Rojer menyugar rambutnya. dengan tangan yang lainnya berkacak pinggang. Memperhatikan punggung Maura dan Charlote yang semakin menjauh.


Acara inti yang di tunggu- tunggu oleh semua para heacker akhirnya di mulai. Pengumuman untuk menjadi King of heacker in the word tengah di mulai. Suasanya menjadi menegangkan. Semua orang yang hadir di acara ini, menginginkan nama mereka untuk di sebut dan di nobatkan menjadi king of heaker.


Sementara Charlote hanya duduk santai menikmati acara yang sedang berlansung di depannya. Tidak ada ketegangan atau kegugipan yang tersirat pada wajahnya. Dirinya pun tidak terlalu menginginkan penghargaan itu. Toh baginya semuanya terlihat biasa- biasa saja. Tidak ada yang istimewa dari gelar yang di dambakan seluruh heacker.


Tren....


Treng...


Treng...


"Para hadirin yang terhormat. Para heacker berbakat dari seluruh dunia yang telah hadir dalam acara besar ini.

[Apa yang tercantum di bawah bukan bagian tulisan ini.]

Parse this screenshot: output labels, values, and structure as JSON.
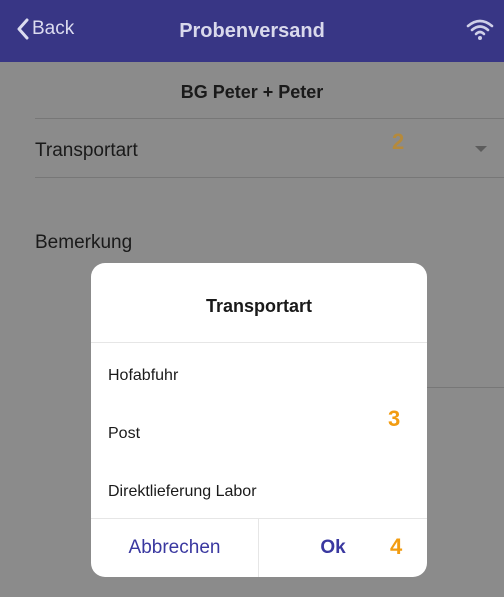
{
  "navbar": {
    "back_label": "Back",
    "title": "Probenversand",
    "back_icon": "chevron-left-icon",
    "status_icon": "wifi-icon"
  },
  "page": {
    "subtitle": "BG Peter + Peter",
    "transport_label": "Transportart",
    "remark_label": "Bemerkung"
  },
  "markers": {
    "m2": "2",
    "m3": "3",
    "m4": "4"
  },
  "dialog": {
    "title": "Transportart",
    "options": [
      "Hofabfuhr",
      "Post",
      "Direktlieferung Labor"
    ],
    "cancel_label": "Abbrechen",
    "ok_label": "Ok"
  },
  "colors": {
    "navbar": "#383685",
    "accent": "#3a38a0",
    "marker": "#f29c11",
    "overlay": "#8b8b8b"
  }
}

Saya mengucapkan terimakasih dengan hormat..." Mc memberi sambutan hormat, yang semakin membuat wajah- wajah tersebut menjadi lebih gugup dan tidak sabar ingin mendengar nama siapa yang akan di sebut Mc, untuk mendapatkan gelar tersebut.


"Seperti tahun- tahun sebelumnya, begitu pula dengan tahun ini. Jika King of heacker in the word akan memilih satu di antara jutaan para heacker yang hadir di sini, untuk menjadi tuannya.... Dan untuk tahun ini, gelar dan penghargaan ini akan jatuh pada.....----" Suara Mc tersebut mengambang, melihat ekspresi para tamu yang hadir yang begitu berharap MC di datas panggung menyebutkan nama mereka.


Deg...


Deg...


Deg...


Alunan musik seperti degupan jantung, seakan mewakili setiap degupan jantung semu orang yang hadir dalam ruangan itu. Menambah suasana tegang dan gugup pada setiap sosok yang menyaksikan pengumuman di atas panggung.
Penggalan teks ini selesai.